We sorta have that with everything though, you can source direct from china for a fraction of the cost, but the often pay several multiples of the actual cost for someone else to import it and provide the level of support and QA you expect from products.


TW also makes a lot of bikes. The amount of parts and fabrication on these wheel chairs don't look close to a $1000 bike, but I don't know how much component costs for wheel chairs are. Again, speaking from ignorance, this looks like $200 of assemble at parts that can then be taken to a bike shop to tune up for another $100. IMO the disconnect is this looks like such a rudimentary/basic product and it's hard to see the value of US premium and then discover this is "budget" version.


>The amount of parts and fabrication on these wheel chairs don't look close to a $1000 bike

Only because bikes are made up of commodity parts from many suppliers which drive the costs down, whereas this is mostly bespoke.

It is hilarious that people keep throwing out prices of $200 or $500, when $200 might get you close to the cost of one of the wheels on this.

>IMO the disconnect is this looks like such a rudimentary/basic product

Only to someone that's not familiar with what this is and what its competitors are.


> Only to someone that's not familiar with what this is and what its competitors are.

I think that's what people are missing.

His competition is $5k wheelchairs that are often pictured with another $10k + of customizations.

I don't think that most people realize that $5k wheelchairs don't come with so much as a seat cushion as standard.


Looks like very little bespoke parts - the front pork pieces, that's some worker feeding pipe stock to an expensive machine after punching a few numbers for $10 an hour. The wheels are commodity, can't imagine the BOM for something like this is >$200. Competitors are other western companies charging even more exorbitant prices, they managed to charge less which is great. But that doesn't mean the cost is not still overall absurd for what you get. Maybe reasonable American manufacturing prices, sure, it's a good value product. I'm not familiar with the machine, but I've priced out bending aluminum pipes for various architecture details and fitness equipment and per piece price is peanuts in Asia compared to fabricating in NA.


How can you even judge how basic it is just from the photos?

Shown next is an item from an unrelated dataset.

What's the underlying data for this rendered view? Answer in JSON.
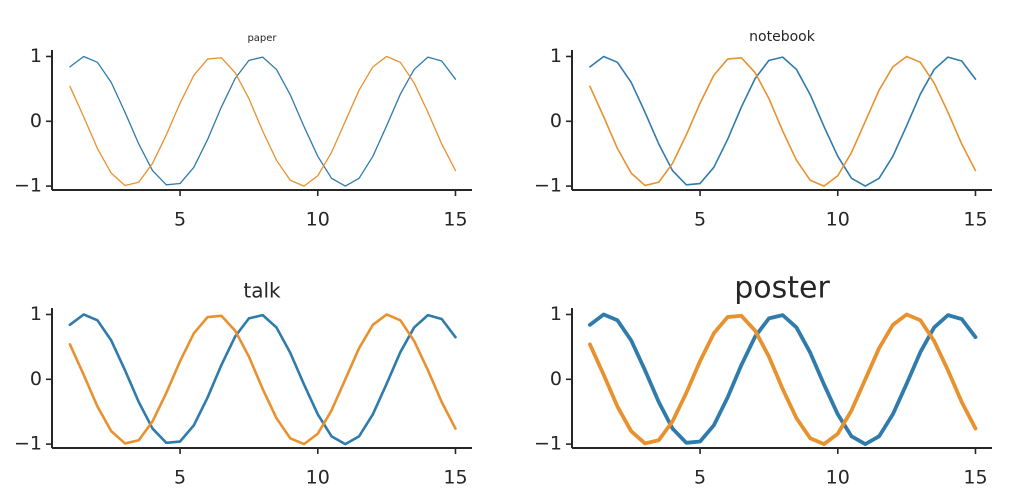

A $10k bike designed for racing has the same kind of components as a $100 bike from Walmart, but every single one of them is far, far better - better materials, higher tolerances, a geometry finely tuned to the rider. None of that is really obvious until you look closely. A rally car looks kind of like a road car, until you realise that it only shares a few body panels - every other component is built to a far higher spec.

Maybe this would be a $200 product if he was mass producing them to the same dimensions. But he's not, they're custom made on order to the dimensions of the user.

I've owned a few low cost Chinese bikes, and while they're OK, there's always parts on them that fail because they're clearly made to be as cheap as possible. If I depended on a wheelchair for moving about every day, I'd be damn sure it was well built and reliable. That's the market he's operating in.


I don’t know anything about wheelchairs, but there’s a similar very high-margin market for eyeglasses. Freakonomics did a podcast about it:

https://freakonomics.com/podcast/why-do-your-eyeglasses-cost...

Frames have crazy 100x markups and the market is dominated by a small number of companies. They interviewed people from Warby Parker (a newer, more inexpensive brand) and even they said they had to raise prices so they didn’t seem like knock-offs.